Sec. of State John Kerry was in Kuala Lumpar, Malaysia, for the Association of Southeast Asian Nations (ASEAN) Foreign Ministers Meeting this week, warning China to pull back on it’s military build-up of the Spratly Islands in the South China Sea.
The conference was attended by all 10 top diplomats of the regional bloc, as well as officials from dozens of other countries, including China.
In May, aerial photos showed mobile artillery, aircraft runways, and harbors being built on top of submerged reefs there. A U.S. P8-A Poseidon Navy aircraft was warned eight times by Chinese naval command to stay away from the area.
Since then, military officials in the Philippines have indicated that China has ordered them to keep their military planes from flying over islands where the construction is taking place.

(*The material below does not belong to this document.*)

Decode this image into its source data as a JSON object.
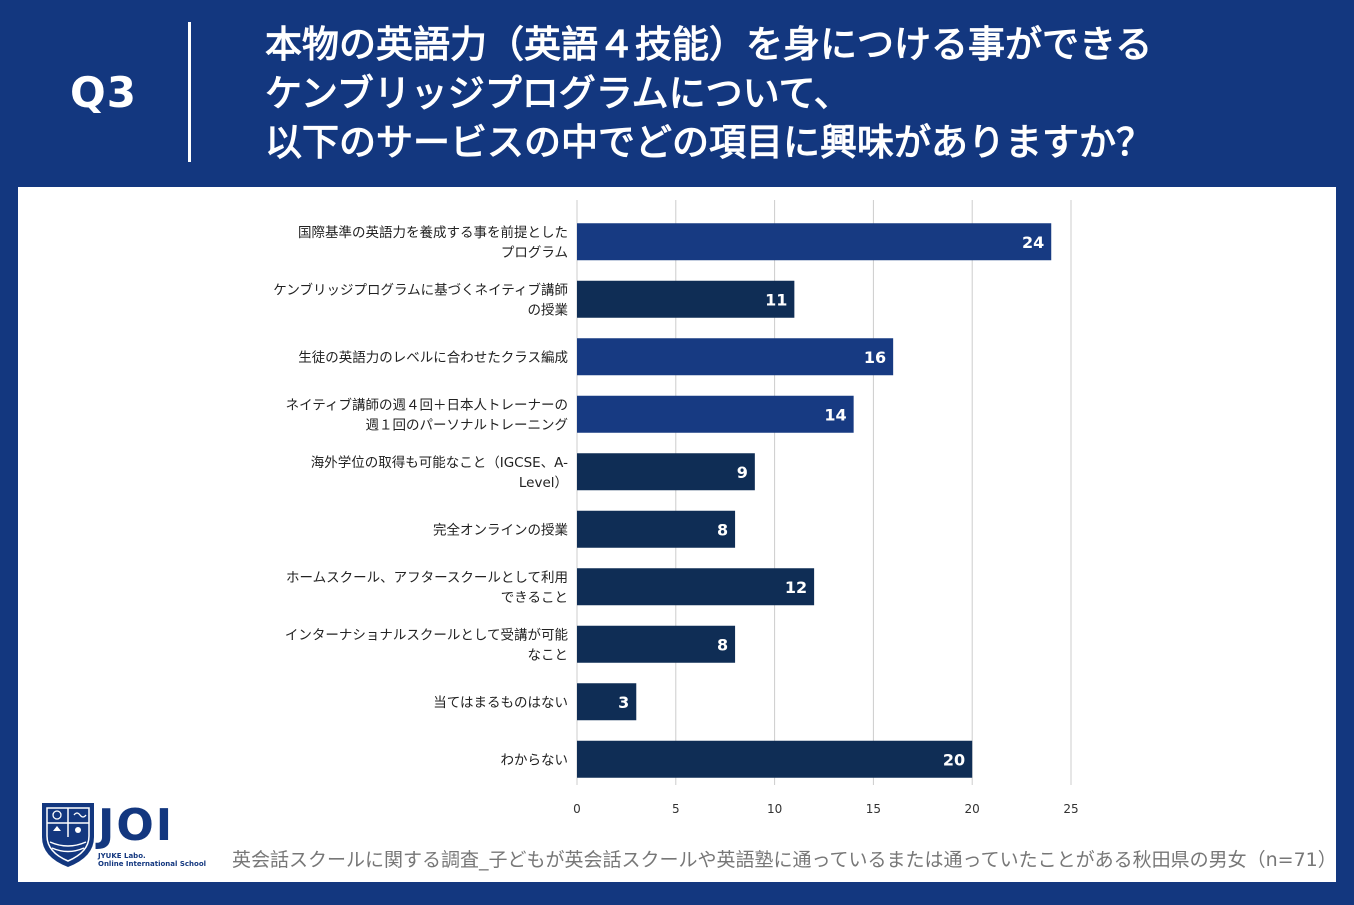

“Freedom of navigation and overflight are among the essential pillars of international maritime law,” Kerry said. “Let me be clear: The United States will not accept restrictions on freedom of navigation and overflight, or other lawful uses of the sea.”
China and the Philippines, along with Vietnam, Malaysia, Taiwan, and Brunei, all have competing claims in the neutral territory of the South China Sea, which navigates $5 trillion in yearly shipping trade.
Chinese foreign minister Wang Yi released a statement Thursday defending his country’s naval operations.
“First off, the situation in the South China Sea is generally stable, and there is no possibility of a major clash,” the statement read. “China opposes any non-constructive words and acts which widen division, exaggerate antagonism or create tensions.”
Wang Yi also claimed that Chinese island-building has “already stopped”.
Apparently ASEAN summit leaders didn’t buy-into minister Wang’s deescalating rhetoric, as they issued the following joint statement to conclude the ASEAN meeting:
“We discussed extensively the matters relating to the South China Sea and remained seriously concerned over recent and ongoing developments in the area . . . land reclamations . . . have eroded the trust and confidence, increased tensions and may undermine peace, security and stability in the (region).”
Sec. Kerry didn’t seem to buy what China’s minister was selling either, telling reporters Thursday, “The Chinese have indicated that they have stopped. I hope it is true. I don’t know yet.”